Blade or airfoil designs are normally made in two steps, and the lectures are accordingly grouped into two parts.
In the first part, optimisation of the target pressure and velocity distributions are discussed taking into account the required
performance and the loss mechanisms in the boundary layer. Both direct optimisation resulting from an inverse boundary layer
calculation. and an iterative optimisation by minimisation of the losses are presented. It is clear from both procedures that
inclusion of off-design operation is one of the greatest difficulties involved in blade or airfoil optimisation.
The second part of the course gives an overview of the numerous inverse blade design methods that have been developed both
for turbomachinery and aeronautical applications. This ranges from simple parameter definitions of two-dimensional cross-
sections to the full three-dimensional definition of wings and blade channels. The more academic interest of a detailed
numerical definition of arbitrary shapes conflicts here with the mechanical constraints imposed by the industrial manufacturer.
The methodology to account for a large number of constraints, as required in inverse designs and optimisations, is also
discussed and is illustrated by results from numerous applications discussed in the last group of lectures.
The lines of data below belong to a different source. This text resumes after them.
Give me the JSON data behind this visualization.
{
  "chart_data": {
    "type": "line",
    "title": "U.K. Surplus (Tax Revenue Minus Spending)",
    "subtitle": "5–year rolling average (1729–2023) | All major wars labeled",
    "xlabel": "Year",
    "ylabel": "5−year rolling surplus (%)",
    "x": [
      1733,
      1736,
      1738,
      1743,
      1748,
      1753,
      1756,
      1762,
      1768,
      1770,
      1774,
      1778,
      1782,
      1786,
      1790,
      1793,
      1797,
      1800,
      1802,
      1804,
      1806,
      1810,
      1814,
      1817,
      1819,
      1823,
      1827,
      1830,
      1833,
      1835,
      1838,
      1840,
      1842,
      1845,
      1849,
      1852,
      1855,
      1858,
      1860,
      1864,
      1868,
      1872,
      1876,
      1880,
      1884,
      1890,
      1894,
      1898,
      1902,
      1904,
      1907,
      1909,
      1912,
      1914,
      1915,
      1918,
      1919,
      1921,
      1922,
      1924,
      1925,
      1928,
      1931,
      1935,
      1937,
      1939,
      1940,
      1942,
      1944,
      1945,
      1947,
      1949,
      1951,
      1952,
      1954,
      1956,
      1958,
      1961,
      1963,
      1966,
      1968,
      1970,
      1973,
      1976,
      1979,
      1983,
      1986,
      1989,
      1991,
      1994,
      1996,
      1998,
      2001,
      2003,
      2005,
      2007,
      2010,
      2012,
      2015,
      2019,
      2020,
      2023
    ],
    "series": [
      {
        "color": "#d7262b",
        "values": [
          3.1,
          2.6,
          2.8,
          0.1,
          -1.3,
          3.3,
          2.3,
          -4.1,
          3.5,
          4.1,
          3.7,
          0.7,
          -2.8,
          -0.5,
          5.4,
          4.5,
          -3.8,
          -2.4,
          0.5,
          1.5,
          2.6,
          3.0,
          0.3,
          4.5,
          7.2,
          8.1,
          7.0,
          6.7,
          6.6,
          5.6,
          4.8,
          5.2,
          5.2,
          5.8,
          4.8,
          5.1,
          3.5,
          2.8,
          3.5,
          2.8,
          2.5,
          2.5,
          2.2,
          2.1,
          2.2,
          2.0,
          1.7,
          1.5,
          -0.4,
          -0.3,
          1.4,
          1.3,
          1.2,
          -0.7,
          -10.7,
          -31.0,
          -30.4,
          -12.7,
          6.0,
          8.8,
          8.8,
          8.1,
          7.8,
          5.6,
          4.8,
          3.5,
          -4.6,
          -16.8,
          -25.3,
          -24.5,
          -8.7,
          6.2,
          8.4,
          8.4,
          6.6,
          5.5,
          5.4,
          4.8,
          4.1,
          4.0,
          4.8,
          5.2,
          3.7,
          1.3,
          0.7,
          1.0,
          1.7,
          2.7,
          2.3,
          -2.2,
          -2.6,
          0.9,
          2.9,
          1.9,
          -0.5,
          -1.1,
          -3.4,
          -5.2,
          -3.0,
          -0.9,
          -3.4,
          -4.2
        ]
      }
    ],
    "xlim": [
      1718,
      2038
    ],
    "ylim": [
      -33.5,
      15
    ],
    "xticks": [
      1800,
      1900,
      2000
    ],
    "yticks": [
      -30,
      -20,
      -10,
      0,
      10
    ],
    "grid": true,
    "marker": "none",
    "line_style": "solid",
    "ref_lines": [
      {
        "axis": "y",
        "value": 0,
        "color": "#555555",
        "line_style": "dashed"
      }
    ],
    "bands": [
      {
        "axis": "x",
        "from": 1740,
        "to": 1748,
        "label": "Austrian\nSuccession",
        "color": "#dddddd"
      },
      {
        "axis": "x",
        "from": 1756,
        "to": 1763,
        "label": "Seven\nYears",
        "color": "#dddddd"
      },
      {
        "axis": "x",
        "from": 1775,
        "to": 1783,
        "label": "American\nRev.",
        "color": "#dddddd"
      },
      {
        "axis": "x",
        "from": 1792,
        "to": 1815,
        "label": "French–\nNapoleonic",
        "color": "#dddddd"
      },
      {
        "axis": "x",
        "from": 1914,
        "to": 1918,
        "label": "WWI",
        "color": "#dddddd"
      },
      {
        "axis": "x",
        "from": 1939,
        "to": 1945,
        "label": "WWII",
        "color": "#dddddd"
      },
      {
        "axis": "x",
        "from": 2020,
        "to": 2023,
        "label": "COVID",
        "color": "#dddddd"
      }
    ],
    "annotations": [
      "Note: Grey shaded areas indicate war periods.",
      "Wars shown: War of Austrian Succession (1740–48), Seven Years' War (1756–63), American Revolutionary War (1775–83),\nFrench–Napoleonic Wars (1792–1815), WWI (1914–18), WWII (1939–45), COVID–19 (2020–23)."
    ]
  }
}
One of the objectives of this short course is to exchange views and to promote a discussion between turbomachinery and
aeronautical designers. Most designers are active only in one field of application and are not aware of publications by the other
group. However. boundary layer calculation methods. potential flow and Euler solvers are almost directly applicable to both
single blades and multiple blade rows. It is therefore surprising that this kind of discussion is not more frequent.